Antes de mais, é importante relembrar como foi o meu processo de recrutamento. Esse processo foi organizado por um recrutador e, durante esse processo, fui entrevistada por várias pessoas, incluindo o secretário de Estado das Finanças, o secretário de Estado das Infraestruturas e a Parpública, com o recrutador. Estas foram as primeiras pessoas que me entrevistaram neste processo. Após esse primeiro passo, reuni-me pela primeira vez com o ministro das Infraestruturas. Foi um processo muito longo, que começou no final de 2020 e terminou em 2021. Por isso, Pedro Nuno Santos decidiu fazer essa declaração que é uma declaração muito positiva, mas não posso dizer mais do que isso. Talvez ele reconheça todo o trabalho que fiz para a empresa, e os resultados que apresentei, e que foram baseados em factos.

Deixe-me perguntar-lhe uma coisa que eu acho que a maioria dos portugueses ainda não sabe e que é muito importante, porque é o início de toda esta confusão que aconteceu na TAP. Qual foi a origem do conflito entre a Christine e a Alexandra Reis?

Acho que já respondi várias vezes a essa pergunta durante o processo e não me parece que seja o tema central desta entrevista. Eu já disse tudo. Não sei se posso acrescentar alguma coisa à história e nem sei se essa história é a mais importante. Essa é uma história política e nada mais.

Uma história exclusivamente política? 

Claro. 

E quem beneficia dessa história política? Deve ter a sua opinião sobre isso.

Eu não sou uma pessoa política, sabe disso.

Sim, eu sei...

Sou apenas uma mulher de negócios. A única coisa que posso dizer, e que disse ao longo deste processo, é que sou um bode expiatório de uma história política, que começou muito antes de este caso vir parar aos media.

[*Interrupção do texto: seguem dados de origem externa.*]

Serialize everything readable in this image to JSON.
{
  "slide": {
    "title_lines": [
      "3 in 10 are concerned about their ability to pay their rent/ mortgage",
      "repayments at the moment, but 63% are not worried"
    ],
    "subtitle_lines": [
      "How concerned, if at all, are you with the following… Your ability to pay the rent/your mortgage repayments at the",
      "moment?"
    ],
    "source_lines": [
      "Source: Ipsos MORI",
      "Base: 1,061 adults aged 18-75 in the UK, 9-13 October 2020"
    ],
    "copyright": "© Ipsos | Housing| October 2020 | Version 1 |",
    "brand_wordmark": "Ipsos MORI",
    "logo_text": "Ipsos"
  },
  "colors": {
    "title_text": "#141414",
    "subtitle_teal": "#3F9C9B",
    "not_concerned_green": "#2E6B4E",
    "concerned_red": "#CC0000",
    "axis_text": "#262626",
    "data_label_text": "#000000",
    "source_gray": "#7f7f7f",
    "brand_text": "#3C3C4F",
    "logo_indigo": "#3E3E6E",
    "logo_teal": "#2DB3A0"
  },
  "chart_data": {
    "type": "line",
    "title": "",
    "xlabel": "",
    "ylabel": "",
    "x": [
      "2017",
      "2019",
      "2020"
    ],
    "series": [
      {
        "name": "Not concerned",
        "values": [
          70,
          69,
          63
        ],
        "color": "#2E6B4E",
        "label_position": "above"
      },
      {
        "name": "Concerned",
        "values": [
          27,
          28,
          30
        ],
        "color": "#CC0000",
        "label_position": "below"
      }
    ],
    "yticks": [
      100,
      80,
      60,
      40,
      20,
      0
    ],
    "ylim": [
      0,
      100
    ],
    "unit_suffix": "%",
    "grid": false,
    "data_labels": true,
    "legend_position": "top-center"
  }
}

Não é o suficiente, deixe-me dizer-lhe. Não basta dizer que é bode expiatório de uma história política, preciso que desenvolva um pouco mais essa afirmação. Até onde puder ir, claro.

Muito bem. Como sabe, este plano não era fácil de cumprir. Era um plano muito difícil, com muitos desafios, não era um caminho nada fácil. E neste plano tínhamos de apresentar vários resultados e estávamos pressionados por muitos acionistas. Sobretudo, o corte de salários, que tinha de ser mantido tanto quanto possível. E isso criou pressão nas várias partes envolvidas, internas e externas, pois pode imaginar que não é fácil ter de cortar salários.

Quase um ano depois, compreende agora a inquietação que se levantou depois de ter sido revelado o pagamento envolvido na demissão de Alexandra Reis? Compreende a causa da agitação popular e a surpresa à volta disso?

Acho que a maneira como foi apresentado e comentado e o burburinho à volta disso empolaram as coisas. Lembro que foi tudo feito com o aval dos advogados. Os mesmos advogados que me recrutaram para a TAP foram os que me aconselharam nesse processo, tal como expliquei nas audiências. Compreendo a reação mas, ao mesmo tempo, lembro que foi aprovado por várias pessoas.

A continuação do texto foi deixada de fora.